Wehrkraftzersetzung

    Aus Lexikon Drittes Reich

    durch § 5 Absatz 1 Nr. 1 der Kriegssonderstrafrechtsverordnung vom 17. 8. 38 (veröffentlicht erst 26. 8. 39, RGBl I, S. 1 455) eingeführter neuer Straftatbestand, wonach mit dem Tod zu bestrafen sei, wer öffentlich dazu auffordere oder anreize, die Erfüllung der Dienstpflicht in der deutschen oder einer verbündeten Wehrmacht zu verweigern oder wer sonst öffentlich den Willen des deutschen oder verbündeten Volks zur wehrhaften Selbstbehauptung zu lähmen oder zu zersetzen suche. In minder schweren Fällen konnte auf Zuchthaus oder Gefängnis erkannt werden. Durch Verordnung vom 25. 11. 39 (RGBl I, S. 2 319) wurden die Strafbestimmungen "zum Schutz der Wehrkraft des Deutschen Volkes" noch erweitert.

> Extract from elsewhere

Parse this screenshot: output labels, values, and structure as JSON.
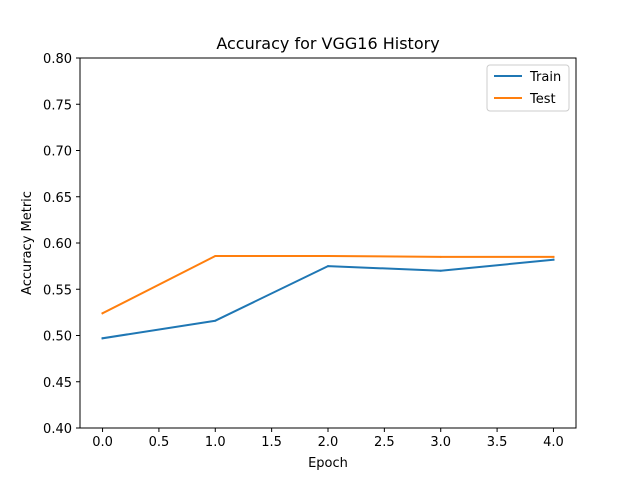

    Der Tatbestand der Wehrkraftzersetzung ist Beispiel für die nationalsozialistische Gesetzestechnik, Straftatbestände möglichst weit zu fassen und damit der uferlosen Auslegung zugänglich zu machen. Durch die Gerichte sind die einzelnen Tatbestandsmerkmale noch erweitert worden, so etwa hinsichtlich des Begriffs "öffentlich": Auch vor einem geschlossenen Personenkreis gemachte Äußerungen galten dann als öffentlich, wenn die Äußerungen über den Kreis hätten hinausdringen können, eine nie auszuschließende Möglichkeit. Nahezu alle kritischen Äußerungen wurden als Wehrkraftzersetzung interpretiert. Sie war – neben Fahnenflucht – der Straftatbestand, aufgrund dessen die meisten Todesurteile verhängt wurden. Zuständig für Fälle der Wehrkraftzersetzung war zunächst das Reichskriegsgericht, dann die Sondergerichte und schließlich, durch Verordnung vom 29. 1. 43 (RGBl I, S. 76), der Volksgerichtshof.